TEMPERATURA: 31°C
POGODA: świeci słońce
Na Seszele przyleciałem głównie dla szlaków górskich, nie plaż, więc jak tylko pogoda pozwoliła ruszyłem na trasę. Jako pierwszą wybrałem tę o umiarkowanym stopniu trudności -
Copolia Trial. Wejście płatne 100 SCR (ok. 25 PLN), można płacić kartą. Dojazd ze stolicy zajął mi niecałe 20min (ok. 6km pod górę).
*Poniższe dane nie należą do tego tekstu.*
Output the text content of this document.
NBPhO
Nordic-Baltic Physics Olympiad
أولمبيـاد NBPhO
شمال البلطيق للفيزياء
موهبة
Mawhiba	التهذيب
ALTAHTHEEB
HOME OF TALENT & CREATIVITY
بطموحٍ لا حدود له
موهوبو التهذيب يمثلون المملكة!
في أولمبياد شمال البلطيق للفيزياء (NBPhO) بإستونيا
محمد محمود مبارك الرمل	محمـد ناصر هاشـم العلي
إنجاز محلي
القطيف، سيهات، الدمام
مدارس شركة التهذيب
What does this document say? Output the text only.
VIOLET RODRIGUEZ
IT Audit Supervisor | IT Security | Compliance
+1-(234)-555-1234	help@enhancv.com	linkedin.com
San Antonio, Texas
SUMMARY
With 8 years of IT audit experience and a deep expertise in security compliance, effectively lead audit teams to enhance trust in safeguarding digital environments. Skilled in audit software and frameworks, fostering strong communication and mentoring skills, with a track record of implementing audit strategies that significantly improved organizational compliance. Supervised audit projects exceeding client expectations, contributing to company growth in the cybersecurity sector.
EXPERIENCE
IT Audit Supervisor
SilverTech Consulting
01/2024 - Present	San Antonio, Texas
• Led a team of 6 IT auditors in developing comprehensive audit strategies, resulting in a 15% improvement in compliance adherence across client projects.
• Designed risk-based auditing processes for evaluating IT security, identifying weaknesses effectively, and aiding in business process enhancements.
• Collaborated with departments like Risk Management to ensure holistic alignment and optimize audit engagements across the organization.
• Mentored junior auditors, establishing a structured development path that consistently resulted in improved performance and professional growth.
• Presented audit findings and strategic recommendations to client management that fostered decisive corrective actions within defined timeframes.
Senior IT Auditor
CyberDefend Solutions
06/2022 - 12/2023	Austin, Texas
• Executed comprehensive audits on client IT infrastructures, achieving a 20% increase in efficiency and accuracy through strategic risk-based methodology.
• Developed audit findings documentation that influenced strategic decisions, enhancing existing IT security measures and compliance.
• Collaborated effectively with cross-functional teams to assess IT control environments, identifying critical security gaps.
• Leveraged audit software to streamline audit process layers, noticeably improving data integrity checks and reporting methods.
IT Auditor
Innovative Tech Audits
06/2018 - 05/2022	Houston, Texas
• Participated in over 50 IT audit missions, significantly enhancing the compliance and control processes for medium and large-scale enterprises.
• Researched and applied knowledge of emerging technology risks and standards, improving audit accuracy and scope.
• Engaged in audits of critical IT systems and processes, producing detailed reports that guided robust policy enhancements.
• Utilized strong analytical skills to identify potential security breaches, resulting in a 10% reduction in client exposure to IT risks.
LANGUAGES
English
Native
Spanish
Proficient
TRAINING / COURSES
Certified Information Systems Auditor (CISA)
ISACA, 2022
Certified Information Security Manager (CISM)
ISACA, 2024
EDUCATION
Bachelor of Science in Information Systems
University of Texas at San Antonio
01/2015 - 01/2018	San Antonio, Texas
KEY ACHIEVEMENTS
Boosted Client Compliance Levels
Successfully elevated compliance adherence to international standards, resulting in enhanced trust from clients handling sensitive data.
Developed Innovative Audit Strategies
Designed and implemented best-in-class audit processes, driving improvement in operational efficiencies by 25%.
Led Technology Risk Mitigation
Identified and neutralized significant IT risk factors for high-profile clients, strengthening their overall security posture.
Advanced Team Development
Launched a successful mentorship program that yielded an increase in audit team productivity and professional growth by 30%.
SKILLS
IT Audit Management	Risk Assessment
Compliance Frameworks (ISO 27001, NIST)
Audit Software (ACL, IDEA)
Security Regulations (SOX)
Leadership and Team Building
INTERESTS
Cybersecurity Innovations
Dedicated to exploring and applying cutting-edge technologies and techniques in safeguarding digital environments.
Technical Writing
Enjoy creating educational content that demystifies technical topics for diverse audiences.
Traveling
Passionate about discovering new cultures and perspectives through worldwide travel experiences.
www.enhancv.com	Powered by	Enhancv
Do większości miejsc dociera komunikacja miejska, przy popularnych szlakach jest problem z parkowaniem aut, o tym nie wiedziałem.
Po opłaceniu wstępu miałem do pokonania niedługi odcinek, bo ledwo 1,2km, z niedużym przewyższeniem 180m. Większość trasy idzie się przez dżunglę, trasa gruntowa z dużą ilością wystających konarów. Chyba nikt oprócz mnie nie wchodził w sandałach, ale mając już spore doświadczenie mi to nie sprawiało trudności. Zabójcza była tutaj wilgotność bo sięgająca 85% i wzrastająca temperatura. Jak się później okazało, lepiej wchodzić z rana lub przed południem.
Na szczycie mamy ładną półkę skalną dosyć sporych rozmiarów, z której ładnie widać wschodnią część wyspy, od lotniska przez Eden Island, aż po stolicę.
Myślałem że nie będzie dużo osób na szlaku, a jednak nie tylko ja mam w głowie takie eskapady. I tak mijałem Gruzinów, Węgrów, Szwedów i Hiszpanów. Za to ani jednego Angola :)
Foldery z trasami można pobrać ze strony oficjalnej parku
www.spga.gov.sc.
Wracając po trasie do domu chciałem jechać przez Port Glaud. Jak zjechałem w dół i minąłem tę miejscowość okazało się, że po opadach osunął się głaz na drogę i jest ona zamknięta. Musiałem się wrócić przez góry do stolicy, jechać przez kolejną przełęcz do La Misère, i dopiero w dół do Grand Anse Village i dalej do mojego apartamentu. Cały objazd zajął mi ponad 1,5h.